LS Lowry Wick steps painting set for £800K sale
Laurence Stephen Lowry, famous for his “matchstick” figures, painted Steps at Wick in 1937.
The large oil on canvas, was exhibited around Britain, including in Edinburgh, but was later bought for a private London collection and has only re-emerged after more than 20 years.
It will be sold at Bonhams’ sale of Modern British and Irish art in London’s New Bond Street on 20 November, when experts predict it could exceed its £500,000 to £800,000 pre-sale estimate.
Bonhams believes the painting could “strike a light” with many of matchstick man Lowry’s massive following.

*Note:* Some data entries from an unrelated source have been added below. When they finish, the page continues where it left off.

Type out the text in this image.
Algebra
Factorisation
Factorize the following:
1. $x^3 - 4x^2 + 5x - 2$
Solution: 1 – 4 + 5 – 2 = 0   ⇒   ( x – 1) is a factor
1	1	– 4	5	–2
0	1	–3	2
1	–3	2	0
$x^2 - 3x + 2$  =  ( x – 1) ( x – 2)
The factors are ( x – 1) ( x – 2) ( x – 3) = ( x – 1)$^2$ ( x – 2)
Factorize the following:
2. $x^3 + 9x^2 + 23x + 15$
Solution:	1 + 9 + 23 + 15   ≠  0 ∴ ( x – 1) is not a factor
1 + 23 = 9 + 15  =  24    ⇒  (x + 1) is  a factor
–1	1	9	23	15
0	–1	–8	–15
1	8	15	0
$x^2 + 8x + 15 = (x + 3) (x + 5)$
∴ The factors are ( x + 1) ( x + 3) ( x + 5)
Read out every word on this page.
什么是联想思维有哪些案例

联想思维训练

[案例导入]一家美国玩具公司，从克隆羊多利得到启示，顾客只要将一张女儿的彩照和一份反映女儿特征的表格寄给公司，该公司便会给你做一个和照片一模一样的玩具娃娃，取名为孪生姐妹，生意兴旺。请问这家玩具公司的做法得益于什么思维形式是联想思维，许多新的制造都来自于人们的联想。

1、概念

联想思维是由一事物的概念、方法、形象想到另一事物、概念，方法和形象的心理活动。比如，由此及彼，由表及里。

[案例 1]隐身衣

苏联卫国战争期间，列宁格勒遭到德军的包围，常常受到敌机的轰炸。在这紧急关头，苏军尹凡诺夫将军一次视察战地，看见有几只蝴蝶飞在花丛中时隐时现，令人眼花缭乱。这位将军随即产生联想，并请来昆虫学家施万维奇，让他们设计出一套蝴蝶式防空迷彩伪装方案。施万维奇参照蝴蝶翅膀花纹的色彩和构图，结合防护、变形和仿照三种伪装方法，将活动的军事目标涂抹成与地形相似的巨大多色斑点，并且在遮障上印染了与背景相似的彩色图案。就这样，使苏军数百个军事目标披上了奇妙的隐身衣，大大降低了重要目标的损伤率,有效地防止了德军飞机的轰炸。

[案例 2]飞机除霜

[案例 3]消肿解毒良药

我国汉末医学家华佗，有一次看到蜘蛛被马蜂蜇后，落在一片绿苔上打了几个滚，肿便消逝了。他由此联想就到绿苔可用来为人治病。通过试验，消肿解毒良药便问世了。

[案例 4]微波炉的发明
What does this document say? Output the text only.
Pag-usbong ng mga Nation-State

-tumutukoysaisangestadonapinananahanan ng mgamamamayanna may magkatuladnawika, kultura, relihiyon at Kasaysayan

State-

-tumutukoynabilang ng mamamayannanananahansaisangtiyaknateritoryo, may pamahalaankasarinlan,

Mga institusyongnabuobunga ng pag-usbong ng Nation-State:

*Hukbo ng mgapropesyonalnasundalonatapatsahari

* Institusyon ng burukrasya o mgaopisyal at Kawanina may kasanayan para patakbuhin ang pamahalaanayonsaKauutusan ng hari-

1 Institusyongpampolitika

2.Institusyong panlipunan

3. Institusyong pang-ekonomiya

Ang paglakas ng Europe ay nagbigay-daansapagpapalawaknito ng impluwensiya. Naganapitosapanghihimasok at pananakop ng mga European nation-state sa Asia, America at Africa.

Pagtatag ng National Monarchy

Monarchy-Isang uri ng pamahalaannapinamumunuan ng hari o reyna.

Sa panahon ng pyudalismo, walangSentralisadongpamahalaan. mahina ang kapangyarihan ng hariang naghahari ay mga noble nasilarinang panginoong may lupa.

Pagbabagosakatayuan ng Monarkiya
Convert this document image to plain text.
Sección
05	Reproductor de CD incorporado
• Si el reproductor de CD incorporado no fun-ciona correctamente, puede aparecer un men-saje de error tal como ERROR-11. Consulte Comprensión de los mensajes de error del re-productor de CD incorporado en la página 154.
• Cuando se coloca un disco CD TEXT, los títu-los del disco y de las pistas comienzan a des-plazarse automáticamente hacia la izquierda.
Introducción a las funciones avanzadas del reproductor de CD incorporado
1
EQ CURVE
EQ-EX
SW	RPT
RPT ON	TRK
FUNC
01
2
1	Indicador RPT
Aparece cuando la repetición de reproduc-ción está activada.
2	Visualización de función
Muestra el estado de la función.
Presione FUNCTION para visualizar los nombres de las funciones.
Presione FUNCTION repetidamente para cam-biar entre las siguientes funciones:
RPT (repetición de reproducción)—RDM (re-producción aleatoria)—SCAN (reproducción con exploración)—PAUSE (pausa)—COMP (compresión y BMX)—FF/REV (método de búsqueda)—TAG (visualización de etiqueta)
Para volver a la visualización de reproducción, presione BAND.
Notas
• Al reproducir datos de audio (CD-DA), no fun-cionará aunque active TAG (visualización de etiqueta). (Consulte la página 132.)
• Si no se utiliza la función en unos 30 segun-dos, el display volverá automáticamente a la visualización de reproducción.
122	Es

Penny Day, of Bonhams’ modern British and Irish art department, said: “We are privileged and delighted to be offering such an important, striking Lowry which has not been available for over 20 years.
“With the market for the artist stronger than ever and alongside the interest in the current Tate exhibition, we expect collectors will seize the opportunity to acquire this early tour de force.”
The image and occasion of the artwork is commemorated with an engraved plaque of the painting at the site of the steps in Wick.
It bears the legend: “This is the original site where LS Lowry painted Black Steps, Wick in 1936.”
English artist Lowry, who lived from 1887-1976, used to holiday in Scotland during the 1930s.
The steps pictured in Lowry’s image were part of Thomas Telford’s 1809 scheme for the new town plan of Pulteneytown for the British Fisheries Society.
The Black Stairs were part of Telford’s original plan for Pulteneytown, linking the residential area above the bank, via Lower Dunbar Street, to the harbour below.